È inevitabile che in calce al documento di eventuale autorizzazione venga apposta la firma dei genitori, e, come avrebbe detto Shakespeare, “ay, there's the rub” vale a dire che lì c’è il problema. A causa di una scelta improvvida ed arrogante del Creatore, ammesso che ce ne sia stato uno, almeno per l’Homo sapiens (gli altri animali si comportino in democratica autonomia) le cicogne sono state sostituite da due rappresentanti della nostra zoologia, dotati ognuno di organi diversi. Ed è proprio dalla congiunzione di queste assurde diversità che ha origine l’embrione. Ad accrescere l’assurdità reazionaria, quell’embrione si sviluppa solo nel partecipante dotato di determinati organi e non nell’altro, e questo senza che sia stato possibile non solo scegliere ma perfino esprimere il parere di ognuno. Insomma, la peggiore delle censure. Così, a testimonianza di quanto si sia schiavi di tanta violenza, si è sviluppata la squallida ideologia del maschio e della femmina, espressa pure nel linguaggio così come negli accessi ai gabinetti.

Ora noi abbiamo deciso di dire basta e ci siamo affidati alla saggezza degl’imbecilli dominanti.

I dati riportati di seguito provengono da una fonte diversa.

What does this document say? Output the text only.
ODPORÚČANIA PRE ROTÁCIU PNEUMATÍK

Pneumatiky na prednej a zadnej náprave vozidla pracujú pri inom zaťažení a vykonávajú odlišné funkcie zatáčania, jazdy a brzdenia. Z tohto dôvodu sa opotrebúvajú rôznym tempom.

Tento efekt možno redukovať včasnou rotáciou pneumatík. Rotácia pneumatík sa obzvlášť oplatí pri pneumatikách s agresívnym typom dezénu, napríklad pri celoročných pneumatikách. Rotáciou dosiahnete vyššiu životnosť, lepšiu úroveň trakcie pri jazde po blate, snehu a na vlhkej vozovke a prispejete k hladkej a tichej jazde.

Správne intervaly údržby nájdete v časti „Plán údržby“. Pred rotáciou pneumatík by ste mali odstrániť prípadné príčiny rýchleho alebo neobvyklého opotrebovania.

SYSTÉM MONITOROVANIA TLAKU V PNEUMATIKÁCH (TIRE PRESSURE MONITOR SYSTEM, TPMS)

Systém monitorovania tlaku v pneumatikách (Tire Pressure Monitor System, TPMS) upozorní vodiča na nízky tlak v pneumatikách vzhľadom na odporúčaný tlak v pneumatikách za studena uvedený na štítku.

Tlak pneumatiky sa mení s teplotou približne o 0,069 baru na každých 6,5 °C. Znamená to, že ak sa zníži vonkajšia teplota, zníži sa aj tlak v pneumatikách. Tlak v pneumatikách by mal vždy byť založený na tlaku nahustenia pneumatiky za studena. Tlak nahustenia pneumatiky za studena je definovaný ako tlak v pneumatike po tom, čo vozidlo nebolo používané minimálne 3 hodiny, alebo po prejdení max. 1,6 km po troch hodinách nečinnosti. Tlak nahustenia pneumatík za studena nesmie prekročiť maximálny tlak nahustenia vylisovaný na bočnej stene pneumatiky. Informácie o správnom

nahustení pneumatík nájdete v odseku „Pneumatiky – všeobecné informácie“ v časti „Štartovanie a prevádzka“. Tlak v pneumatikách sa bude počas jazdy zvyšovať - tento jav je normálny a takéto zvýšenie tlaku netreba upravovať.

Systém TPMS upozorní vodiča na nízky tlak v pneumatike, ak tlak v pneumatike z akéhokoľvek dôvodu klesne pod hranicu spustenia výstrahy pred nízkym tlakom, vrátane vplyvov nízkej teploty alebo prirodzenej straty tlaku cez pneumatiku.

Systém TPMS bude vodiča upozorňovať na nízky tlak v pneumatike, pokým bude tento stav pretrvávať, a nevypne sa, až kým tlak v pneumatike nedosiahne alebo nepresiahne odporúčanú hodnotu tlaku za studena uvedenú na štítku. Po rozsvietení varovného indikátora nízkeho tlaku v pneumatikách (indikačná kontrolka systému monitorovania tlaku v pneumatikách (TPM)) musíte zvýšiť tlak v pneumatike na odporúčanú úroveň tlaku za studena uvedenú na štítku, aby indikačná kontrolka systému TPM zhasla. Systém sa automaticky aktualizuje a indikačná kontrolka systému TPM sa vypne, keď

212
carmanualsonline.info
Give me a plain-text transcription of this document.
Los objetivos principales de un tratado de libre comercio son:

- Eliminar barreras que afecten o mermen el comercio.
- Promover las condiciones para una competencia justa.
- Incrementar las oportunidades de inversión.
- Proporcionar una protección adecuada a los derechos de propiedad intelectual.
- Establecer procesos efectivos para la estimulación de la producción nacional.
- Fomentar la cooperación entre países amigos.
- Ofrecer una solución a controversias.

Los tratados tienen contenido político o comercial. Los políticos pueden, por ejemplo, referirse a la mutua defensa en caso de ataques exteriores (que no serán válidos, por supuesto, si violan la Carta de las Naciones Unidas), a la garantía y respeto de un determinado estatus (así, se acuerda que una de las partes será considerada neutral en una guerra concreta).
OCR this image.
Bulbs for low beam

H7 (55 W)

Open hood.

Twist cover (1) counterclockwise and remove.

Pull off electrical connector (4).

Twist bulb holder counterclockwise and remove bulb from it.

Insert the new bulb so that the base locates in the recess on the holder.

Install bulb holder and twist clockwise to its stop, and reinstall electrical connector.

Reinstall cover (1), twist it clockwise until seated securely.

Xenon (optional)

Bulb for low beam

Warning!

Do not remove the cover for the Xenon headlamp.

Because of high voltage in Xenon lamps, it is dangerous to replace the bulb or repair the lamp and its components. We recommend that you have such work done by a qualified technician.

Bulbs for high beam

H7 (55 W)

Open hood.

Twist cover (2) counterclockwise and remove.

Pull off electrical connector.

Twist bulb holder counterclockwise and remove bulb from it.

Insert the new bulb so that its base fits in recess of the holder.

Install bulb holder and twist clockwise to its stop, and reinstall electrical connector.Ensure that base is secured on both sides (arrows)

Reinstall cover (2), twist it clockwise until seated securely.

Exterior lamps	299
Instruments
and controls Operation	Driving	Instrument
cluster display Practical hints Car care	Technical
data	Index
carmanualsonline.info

Ecco, allora, che il documento sullodato riporta sì lo spazio per le firme di chi (speriamo per poco) costituisce ancora quella deleteria istituzione che è la famiglia, però, non più firma di padre e firma di madre, ma firma di genitore 1 e firma di genitore 2.

Ve la ricordate la commovente canzone Mamma? Se vorremo essere coerenti, la trasformeremo in Genitore Uno. O in Genitore Due? Ecco un altro bel problema.